Too much consumption of peanuts may damage your health. Here are a few effects:
Since peanuts are a rich source of fat, their overconsumption may lead to unwanted weight gain. Research has proven that a handful of peanuts has 170 calories. According to the dietary guidelines, our body needs a daily intake of 1600 to 2400 calories. When snacking on peanuts, it’s easy to surpass the daily intake and it may lead to putting on some kilos.

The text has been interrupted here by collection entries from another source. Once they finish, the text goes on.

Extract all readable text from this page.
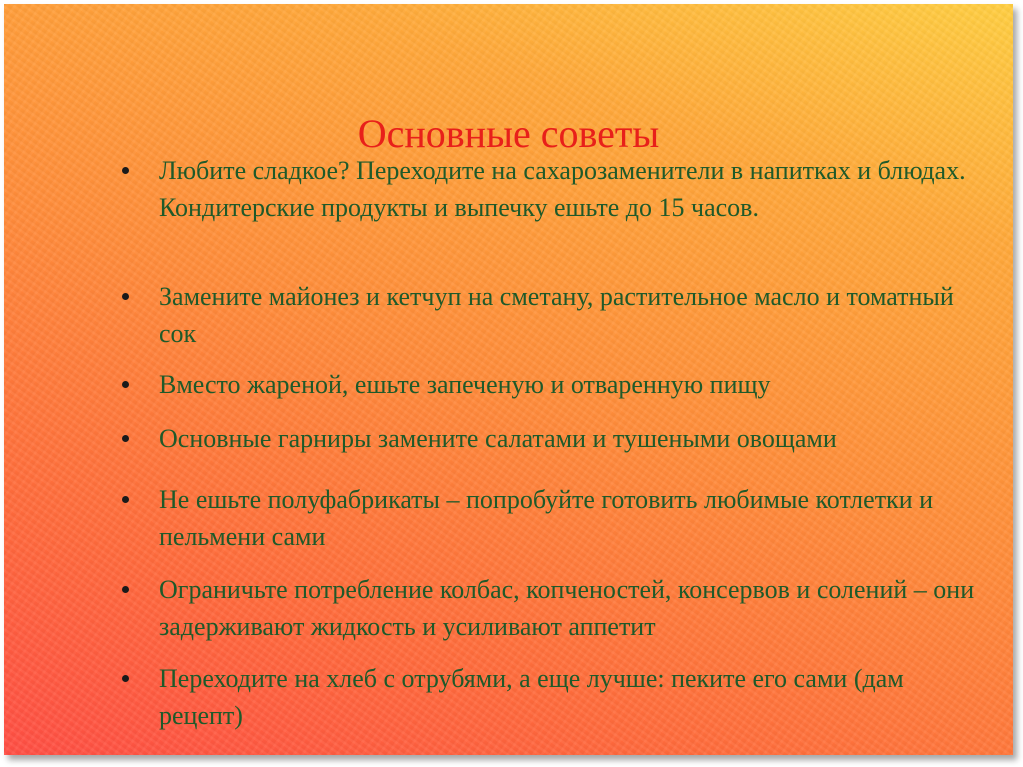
Основные советы
Любите сладкое? Переходите на сахарозаменители в напитках и блюдах. Кондитерские продукты и выпечку ешьте до 15 часов.
Замените майонез и кетчуп на сметану, растительное масло и томатный сок
Вместо жареной, ешьте запеченую и отваренную пищу
Основные гарниры замените салатами и тушеными овощами
Не ешьте полуфабрикаты – попробуйте готовить любимые котлетки и пельмени сами
Ограничьте потребление колбас, копченостей, консервов и солений – они задерживают жидкость и усиливают аппетит
Переходите на хлеб с отрубями, а еще лучше: пеките его сами (дам рецепт)
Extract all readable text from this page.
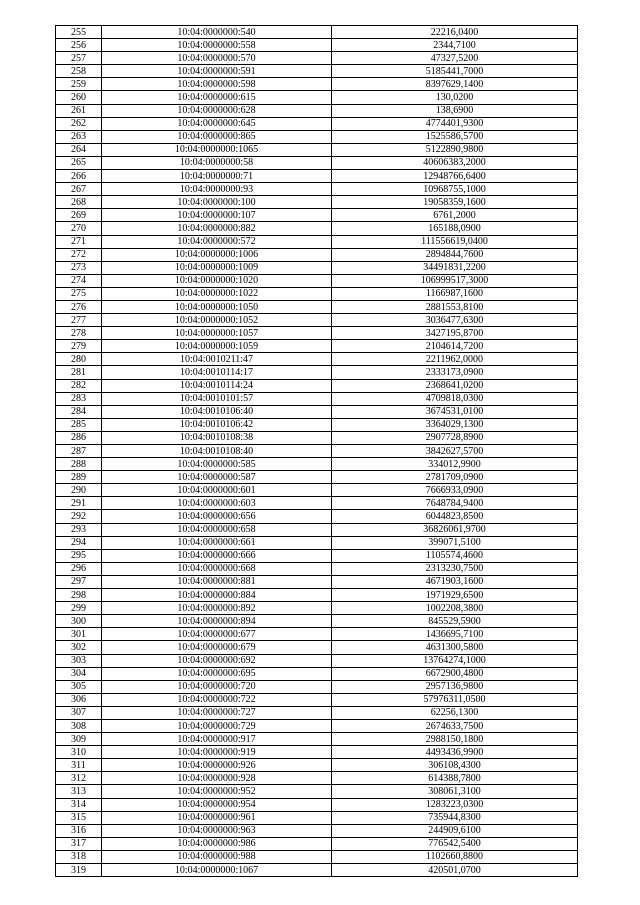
255	10:04:0000000:540	22216,0400
256	10:04:0000000:558	2344,7100
257	10:04:0000000:570	47327,5200
258	10:04:0000000:591	5185441,7000
259	10:04:0000000:598	8397629,1400
260	10:04:0000000:615	130,0200
261	10:04:0000000:628	138,6900
262	10:04:0000000:645	4774401,9300
263	10:04:0000000:865	1525586,5700
264	10:04:0000000:1065	5122890,9800
265	10:04:0000000:58	40606383,2000
266	10:04:0000000:71	12948766,6400
267	10:04:0000000:93	10968755,1000
268	10:04:0000000:100	19058359,1600
269	10:04:0000000:107	6761,2000
270	10:04:0000000:882	165188,0900
271	10:04:0000000:572	111556619,0400
272	10:04:0000000:1006	2894844,7600
273	10:04:0000000:1009	34491831,2200
274	10:04:0000000:1020	106999517,3000
275	10:04:0000000:1022	1166987,1600
276	10:04:0000000:1050	2881553,8100
277	10:04:0000000:1052	3036477,6300
278	10:04:0000000:1057	3427195,8700
279	10:04:0000000:1059	2104614,7200
280	10:04:0010211:47	2211962,0000
281	10:04:0010114:17	2333173,0900
282	10:04:0010114:24	2368641,0200
283	10:04:0010101:57	4709818,0300
284	10:04:0010106:40	3674531,0100
285	10:04:0010106:42	3364029,1300
286	10:04:0010108:38	2907728,8900
287	10:04:0010108:40	3842627,5700
288	10:04:0000000:585	334012,9900
289	10:04:0000000:587	2781709,0900
290	10:04:0000000:601	7666933,0900
291	10:04:0000000:603	7648784,9400
292	10:04:0000000:656	6044823,8500
293	10:04:0000000:658	36826061,9700
294	10:04:0000000:661	399071,5100
295	10:04:0000000:666	1105574,4600
296	10:04:0000000:668	2313230,7500
297	10:04:0000000:881	4671903,1600
298	10:04:0000000:884	1971929,6500
299	10:04:0000000:892	1002208,3800
300	10:04:0000000:894	845529,5900
301	10:04:0000000:677	1436695,7100
302	10:04:0000000:679	4631300,5800
303	10:04:0000000:692	13764274,1000
304	10:04:0000000:695	6672900,4800
305	10:04:0000000:720	2957136,9800
306	10:04:0000000:722	57976311,0500
307	10:04:0000000:727	62256,1300
308	10:04:0000000:729	2674633,7500
309	10:04:0000000:917	2988150,1800
310	10:04:0000000:919	4493436,9900
311	10:04:0000000:926	306108,4300
312	10:04:0000000:928	614388,7800
313	10:04:0000000:952	308061,3100
314	10:04:0000000:954	1283223,0300
315	10:04:0000000:961	735944,8300
316	10:04:0000000:963	244909,6100
317	10:04:0000000:986	776542,5400
318	10:04:0000000:988	1102660,8800
319	10:04:0000000:1067	420501,0700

Considering peanuts contain a high amount of omega-6 but not omega-3, peanuts may weigh your omega-3 to 6 ratios towards omega-6. An imbalance in these essential unsaturated fatty acids may cause inflammation in your body.
- Inhibit mineral absorption
Despite their contribution to your overall health, peanuts may block mineral absorption in your body. Phytic acid, a component in peanuts, is responsible for inhibiting the absorption of iron, zinc, calcium, and magnesium. Over time, Phytates can contribute to mineral deficiencies, irritation in the intestinal tract, and allergies.
- May cause high blood pressure
While peanuts are naturally low in sodium, eating salted peanuts in excess may alleviate blood pressure. Too much sodium may pull water and fluids into your bloodstream, thus, causing high blood pressure. So, opt for low-sodium or unsalted peanuts before munching on them.